Mary Douglas, Purity and Danger: An Analysis of Concepts of Pollution and Taboo (1966; London Routledge, 2002): ‘There is nothing fearful or unreasoning in our dirt-avoidance: it is a creative movement, an attempt to relate form to function, to make unity of experience.’ [3] I’m struck by the way Douglas takes the attempt to make unity of experience not just as creative but as positively so. Something the reverse is surely true? Lady Macbeth makes a huge unity out of her dirt-avoidance, after all.

Douglas goes on: ‘rituals of purity and impurity create unity in experience. So far from being aberrations from the central project of religion, they are positive contributions to atonement. By their means, symbolic patterns are worked out and positively displayed. Within these patterns disparate elements are related and disparate experience is given meaning.’

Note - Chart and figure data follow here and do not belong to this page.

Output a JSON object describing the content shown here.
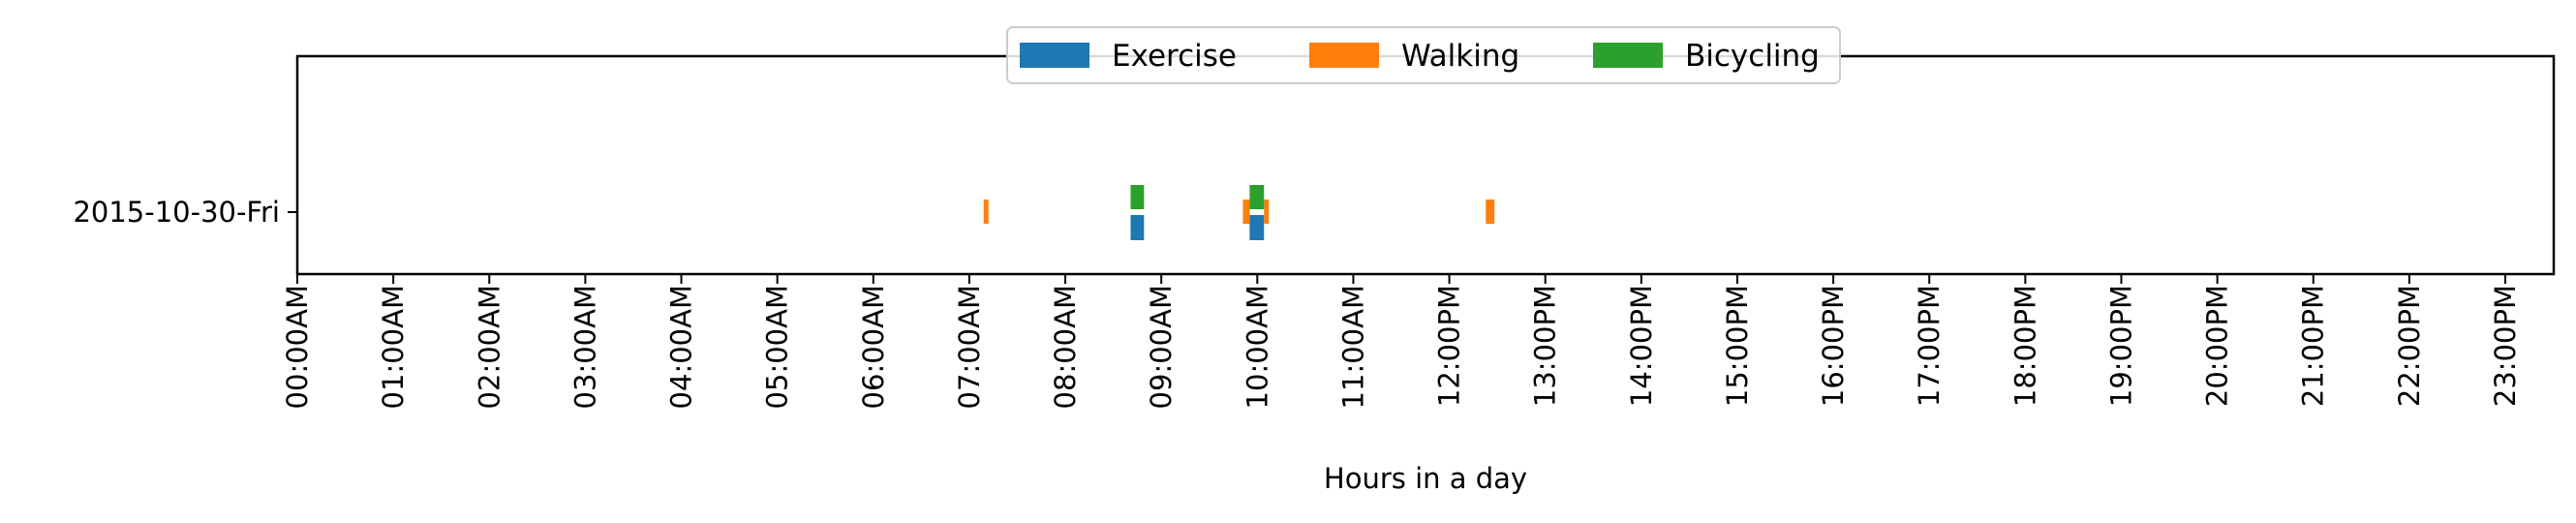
{
  "chart_data": {
    "type": "timeline",
    "xlabel": "Hours in a day",
    "ylabel": "",
    "x_unit": "hours",
    "xlim": [
      0,
      24
    ],
    "x_ticks": [
      {
        "value": 0,
        "label": "00:00AM"
      },
      {
        "value": 1,
        "label": "01:00AM"
      },
      {
        "value": 2,
        "label": "02:00AM"
      },
      {
        "value": 3,
        "label": "03:00AM"
      },
      {
        "value": 4,
        "label": "04:00AM"
      },
      {
        "value": 5,
        "label": "05:00AM"
      },
      {
        "value": 6,
        "label": "06:00AM"
      },
      {
        "value": 7,
        "label": "07:00AM"
      },
      {
        "value": 8,
        "label": "08:00AM"
      },
      {
        "value": 9,
        "label": "09:00AM"
      },
      {
        "value": 10,
        "label": "10:00AM"
      },
      {
        "value": 11,
        "label": "11:00AM"
      },
      {
        "value": 12,
        "label": "12:00PM"
      },
      {
        "value": 13,
        "label": "13:00PM"
      },
      {
        "value": 14,
        "label": "14:00PM"
      },
      {
        "value": 15,
        "label": "15:00PM"
      },
      {
        "value": 16,
        "label": "16:00PM"
      },
      {
        "value": 17,
        "label": "17:00PM"
      },
      {
        "value": 18,
        "label": "18:00PM"
      },
      {
        "value": 19,
        "label": "19:00PM"
      },
      {
        "value": 20,
        "label": "20:00PM"
      },
      {
        "value": 21,
        "label": "21:00PM"
      },
      {
        "value": 22,
        "label": "22:00PM"
      },
      {
        "value": 23,
        "label": "23:00PM"
      }
    ],
    "categories": [
      "2015-10-30-Fri"
    ],
    "legend_position": "top-center",
    "grid": false,
    "series": [
      {
        "name": "Exercise",
        "color": "#1f77b4",
        "lane": "below",
        "intervals": [
          {
            "day": "2015-10-30-Fri",
            "start": 8.68,
            "end": 8.82
          },
          {
            "day": "2015-10-30-Fri",
            "start": 9.92,
            "end": 10.07
          }
        ]
      },
      {
        "name": "Walking",
        "color": "#ff7f0e",
        "lane": "center",
        "intervals": [
          {
            "day": "2015-10-30-Fri",
            "start": 7.15,
            "end": 7.2
          },
          {
            "day": "2015-10-30-Fri",
            "start": 9.85,
            "end": 9.92
          },
          {
            "day": "2015-10-30-Fri",
            "start": 10.07,
            "end": 10.12
          },
          {
            "day": "2015-10-30-Fri",
            "start": 12.38,
            "end": 12.47
          }
        ]
      },
      {
        "name": "Bicycling",
        "color": "#2ca02c",
        "lane": "above",
        "intervals": [
          {
            "day": "2015-10-30-Fri",
            "start": 8.68,
            "end": 8.82
          },
          {
            "day": "2015-10-30-Fri",
            "start": 9.92,
            "end": 10.07
          }
        ]
      }
    ]
  }
}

It’s not just that this meaning is as likely to be ‘stone adulterers’, ‘kill gays’ and ‘foreigners are vermin’. It’s that these sorts of meanings are actually the horizon for this mode of conceptualising purity, surely. I know; I’m being crass. But ‘generating meaning’, though I'll admit it is 'positive', is by the same token neither ethically or ideologically neutral.